1. The University of Utah Medical Center (where some of my diagnostic services and all of my treatment services were provided) is a teaching hospital. Most of the time, I saw residents each day, not doctors. This keeps the costs down, as doctors were called in only when residents found a need, or directly following a surgery or during a CCU stay. So, I had a dozen "resident doctors" seeing me every single day, together using their combined knowledge and experience to diagnose and treat me. The doctors were then consulted and approved or changed treatments as needed. It was one of these residents who had the idea to check for "air on the brain" when I was at my very sickest, which ended up saving my life! No resident experience is perfect, but lots of heads together helps solve the problems and keeps costs down.
These teaching facilities also have thousands - millions of dollars in grants each year, allowing them to discover and try experimental procedures (like sealing my Eustation tube going in through my nose), train residents and specialize in very specific health care areas. (ie. Dr. Couldwell specializing in "parts of the brain previously thought to be inoperable". This explains why he was willing to operate when the 9-person team at IHC was not able to do so.) So, that is one huge benefit provided by the U and other 1st class teaching hospitals.
2. In the state of Utah, Intermountain Health Care is the primary health provider. They are a nonprofit system and have some of the lowest overall costs and best outcomes in the nation.
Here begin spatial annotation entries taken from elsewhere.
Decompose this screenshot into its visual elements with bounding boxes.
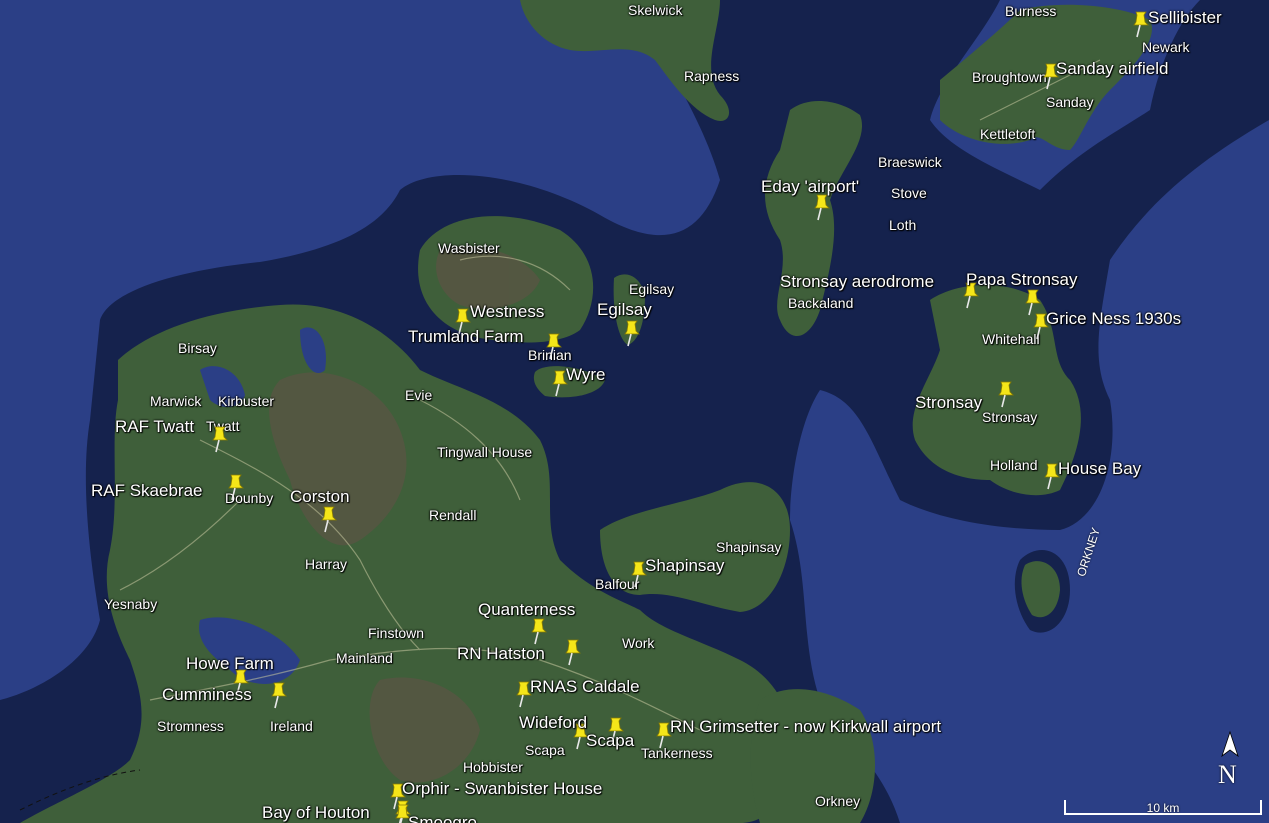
placemark-label-stronsay-aerodrome[interactable]: Stronsay aerodrome [780,272,934,292]
placemark-label-rn-grimsetter[interactable]: RN Grimsetter - now Kirkwall airport [670,717,941,737]
placemark-label-papa-stronsay[interactable]: Papa Stronsay [966,270,1078,290]
pushpin-icon[interactable] [543,332,563,362]
pushpin-icon[interactable] [225,473,245,503]
placemark-label-sellibister[interactable]: Sellibister [1148,8,1222,28]
place-label-newark: Newark [1142,39,1190,55]
placemark-label-quanterness[interactable]: Quanterness [478,600,575,620]
placemark-label-raf-twatt[interactable]: RAF Twatt [115,417,194,437]
place-label-egilsay-town: Egilsay [629,281,675,297]
pushpin-icon[interactable] [268,681,288,711]
place-label-rendall: Rendall [429,507,477,523]
place-label-marwick: Marwick [150,393,202,409]
place-label-evie: Evie [405,387,433,403]
place-label-harray: Harray [305,556,348,572]
placemark-label-sanday-airfield[interactable]: Sanday airfield [1056,59,1168,79]
place-label-kirbuster: Kirbuster [218,393,275,409]
pushpin-icon[interactable] [621,319,641,349]
place-label-kettletoft: Kettletoft [980,126,1036,142]
place-label-loth: Loth [889,217,917,233]
placemark-label-eday-airport[interactable]: Eday 'airport' [761,177,859,197]
place-label-scapa-town: Scapa [525,742,565,758]
pushpin-icon[interactable] [209,425,229,455]
placemark-label-orphir[interactable]: Orphir - Swanbister House [402,779,602,799]
placemark-label-scapa[interactable]: Scapa [586,731,634,751]
pushpin-icon[interactable] [528,617,548,647]
placemark-label-shapinsay[interactable]: Shapinsay [645,556,724,576]
placemark-label-rn-hatston[interactable]: RN Hatston [457,644,545,664]
place-label-tankerness: Tankerness [641,745,713,761]
place-label-stromness: Stromness [157,718,224,734]
place-label-backaland: Backaland [788,295,854,311]
placemark-label-raf-skaebrae[interactable]: RAF Skaebrae [91,481,203,501]
placemark-label-howe-farm[interactable]: Howe Farm [186,654,274,674]
placemark-label-egilsay[interactable]: Egilsay [597,300,652,320]
place-label-skelwick: Skelwick [628,2,683,18]
place-label-work: Work [622,635,655,651]
place-label-broughtown: Broughtown [972,69,1047,85]
placemark-label-bay-of-houton[interactable]: Bay of Houton [262,803,370,823]
place-label-rapness: Rapness [684,68,740,84]
pushpin-icon[interactable] [811,193,831,223]
place-label-yesnaby: Yesnaby [104,596,158,612]
placemark-label-rnas-caldale[interactable]: RNAS Caldale [530,677,640,697]
placemark-label-westness[interactable]: Westness [470,302,544,322]
place-label-holland: Holland [990,457,1038,473]
place-label-tingwall: Tingwall House [437,444,533,460]
place-label-mainland: Mainland [336,650,393,666]
place-label-finstown: Finstown [368,625,425,641]
satellite-map[interactable]: Skelwick Rapness Burness Newark Broughtown Sa… [0,0,1269,823]
placemark-label-stronsay[interactable]: Stronsay [915,393,982,413]
place-label-birsay: Birsay [178,340,217,356]
place-label-shapinsay-town: Shapinsay [716,539,782,555]
placemark-label-smoogro[interactable]: Smoogro [408,813,477,823]
pushpin-icon[interactable] [318,505,338,535]
placemark-label-grice-ness[interactable]: Grice Ness 1930s [1046,309,1181,329]
pushpin-icon[interactable] [562,638,582,668]
placemark-label-wyre[interactable]: Wyre [566,365,606,385]
placemark-label-trumland-farm[interactable]: Trumland Farm [408,327,524,347]
place-label-wasbister: Wasbister [438,240,500,256]
place-label-stronsay-town: Stronsay [982,409,1038,425]
place-label-burness: Burness [1005,3,1057,19]
placemark-label-cumminess[interactable]: Cumminess [162,685,252,705]
pushpin-icon[interactable] [1130,10,1150,40]
place-label-ireland: Ireland [270,718,313,734]
placemark-label-wideford[interactable]: Wideford [519,713,587,733]
north-label: N [1218,760,1237,789]
place-label-stove: Stove [891,185,927,201]
place-label-hobbister: Hobbister [463,759,523,775]
place-label-braeswick: Braeswick [878,154,942,170]
placemark-label-house-bay[interactable]: House Bay [1058,459,1141,479]
pushpin-icon[interactable] [995,380,1015,410]
place-label-sanday: Sanday [1046,94,1094,110]
placemark-label-corston[interactable]: Corston [290,487,350,507]
scale-label: 10 km [1146,801,1180,815]
place-label-orkney-town: Orkney [815,793,861,809]
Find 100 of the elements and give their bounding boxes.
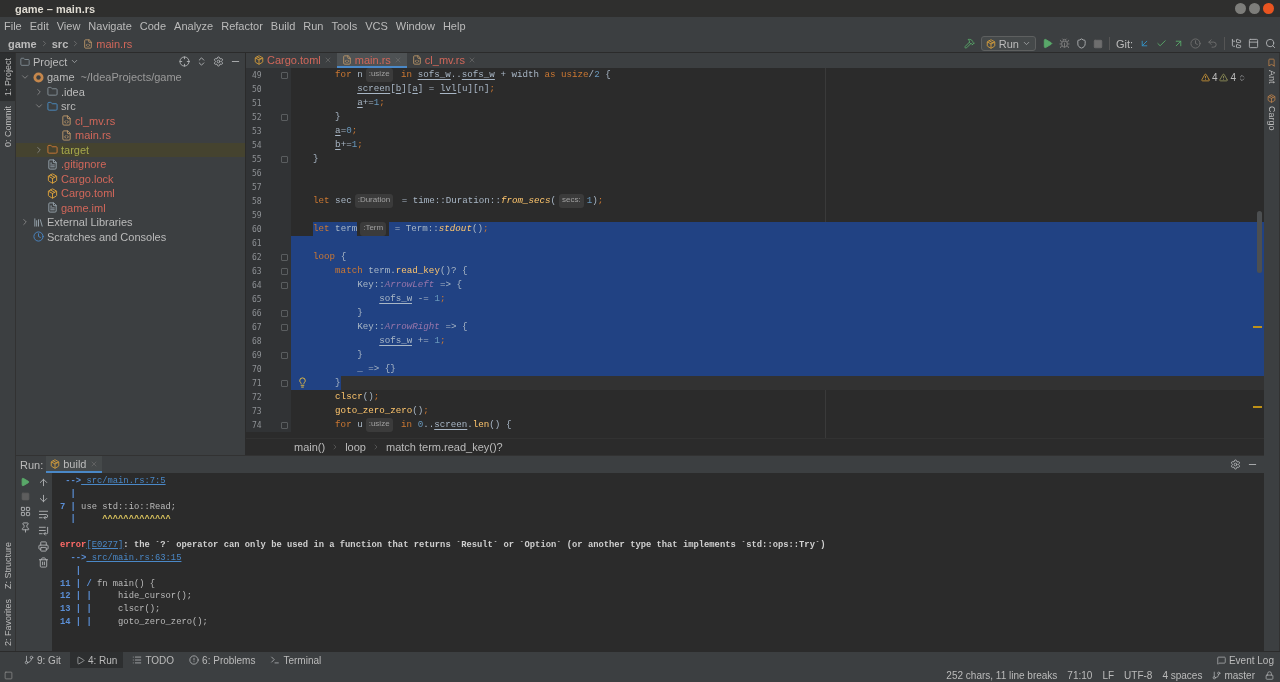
fold-marker[interactable] [281,309,288,317]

For other systems in the state to be competitive, they must keep their costs similar to those of IHC, thus decreasing the overall cost of health care in the state. (Studies have shown this to be true and at least 3 times, IHC has been ranked in the top 3 for Integrated Health Care Systems in the nation.) It was through this system that I received my initial diagnosis, MRIs, and suregon appointments before being referred to the specialists at the U.
So, all in all, I think we have a great system (especially in the Intermountain West) and I would hate to change it too much. If a government health care system were in place, I could very well still be sick, dizzy, in constant pain, bed-ridden and waiting for appointments to see the neurosurgeons, instead of recovering happily at home!
I hope we can all appreciate the benefits of living in this great country! I got to choose my doctors, choose the health care system in which I received treatment and receive world-class treatment for an "inoperable" brain tumor! I wouldn't change that for anything! Have a great weekend and much love to all!ADDENDUM: Several people have already mentioned that my "story" should be told to others as a demonstration of how good our health care system really is. So, feel free to send along the blog link, or cut and paste info from the blog into an email. Send it to friends, family, legislators, local representatives, President Obama, whomever you want. Just please keep the info accurate and include the link so they know the story is true. Check out Jason's comment from this post for another compelling reason why our health care system should not be changed!